Sauf que ce retour concerne l’adresse e-mail d’une employée du CHU, et non pas celle à laquelle s’adresser pour effectuer des signalements d’effets secondaires, qui est clairement indiquée sur le site de l’hôpital : pharmacovigilance@chu-toulouse.fr.

FAKE OFF

L’adresse visible sur la capture d’écran appartenait à « l’une des secrétaires de l’ancien chef de service, à qui j’ai succédé, et qui ne travaille plus au centre de pharmacovigilance, mais qui était encore sur la liste de diffusion de l’adresse pharmacovigilance », explique à 20 Minutes la professeure Agnès Sommet, cheffe du service de pharmacologie médicale au CHU de Toulouse.

« Ce n’est donc pas cette boîte e-mail qui est saturée mais celle de la secrétaire, qui a été retirée de la liste depuis. Nous recevons bien toutes les demandes qui nous sont adressées, et nous les traitons », ajoute-t-elle.

Pas de hausse des signalements, mais un service « bien occupé »

L’adresse pharmacovigilance@chu-toulouse.fr est effectivement bien fonctionnelle, comme nous avons pu le confirmer en lui adressant un courriel. « Depuis le début [de la campagne de vaccination], toutes les déclarations liées aux vaccins contre le Covid-19 ont bien été reçues, analysées et traitées […]. Toutes les déclarations sont transmises à l’ANSM (Agence nationale de sécurité du médicament). Comme tous les services hospitaliers, nous sommes bien occupés mais pas du tout saturés par l’activité », nous précise le Centre régional de pharmacovigilance (CRPV).

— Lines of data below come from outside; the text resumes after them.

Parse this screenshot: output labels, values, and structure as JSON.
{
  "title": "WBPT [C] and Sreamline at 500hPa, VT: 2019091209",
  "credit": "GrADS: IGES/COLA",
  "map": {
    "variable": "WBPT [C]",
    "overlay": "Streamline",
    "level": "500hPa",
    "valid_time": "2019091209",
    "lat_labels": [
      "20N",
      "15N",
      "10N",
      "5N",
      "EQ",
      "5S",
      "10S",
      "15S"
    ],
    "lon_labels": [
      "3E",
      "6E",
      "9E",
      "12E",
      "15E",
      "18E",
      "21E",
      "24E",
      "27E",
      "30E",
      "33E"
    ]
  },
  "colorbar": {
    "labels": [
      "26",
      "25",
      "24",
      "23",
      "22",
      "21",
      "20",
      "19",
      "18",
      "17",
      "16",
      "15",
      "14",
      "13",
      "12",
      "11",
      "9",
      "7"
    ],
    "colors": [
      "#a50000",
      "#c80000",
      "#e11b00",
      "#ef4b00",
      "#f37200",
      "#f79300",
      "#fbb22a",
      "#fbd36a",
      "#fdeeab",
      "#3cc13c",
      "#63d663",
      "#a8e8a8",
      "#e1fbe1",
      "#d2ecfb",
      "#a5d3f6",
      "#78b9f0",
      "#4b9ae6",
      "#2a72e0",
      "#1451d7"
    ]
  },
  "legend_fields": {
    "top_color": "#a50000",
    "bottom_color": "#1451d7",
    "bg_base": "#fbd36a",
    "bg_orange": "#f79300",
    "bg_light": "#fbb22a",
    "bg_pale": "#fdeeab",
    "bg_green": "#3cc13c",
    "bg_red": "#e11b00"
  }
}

De fait, celui-ci n’a pas observé de hausse, ces dernières semaines, du nombre de signalements par rapport au début de la campagne vaccinale, il y a quelques mois. « Ces signalements nous occupent depuis le début de l’année, c’est courant à chaque nouveau médicament ou vaccin, notamment lorsqu’il est assez médiatisé : ça avait été le cas pour le Levothyrox , par exemple », complète Agnès Sommet.

Pour les vaccins contre le Covid-19, « les effets les plus fréquemment signalés sont des réactions locales, des douleurs musculaires ou de la fièvre, ce qui est typique des vaccins. Sur les effets les plus graves ou inattendus, nous faisons le point chaque semaine avec l’ANSM pour voir si certains nécessitent un suivi particulier », conclut la cheffe du service de pharmacologie médicale au CHU de Toulouse.

Pour rappel, au niveau national, les effets indésirables des vaccins – comme de tout médicament – peuvent être signalés sur une page dédiée du ministère de la Santé.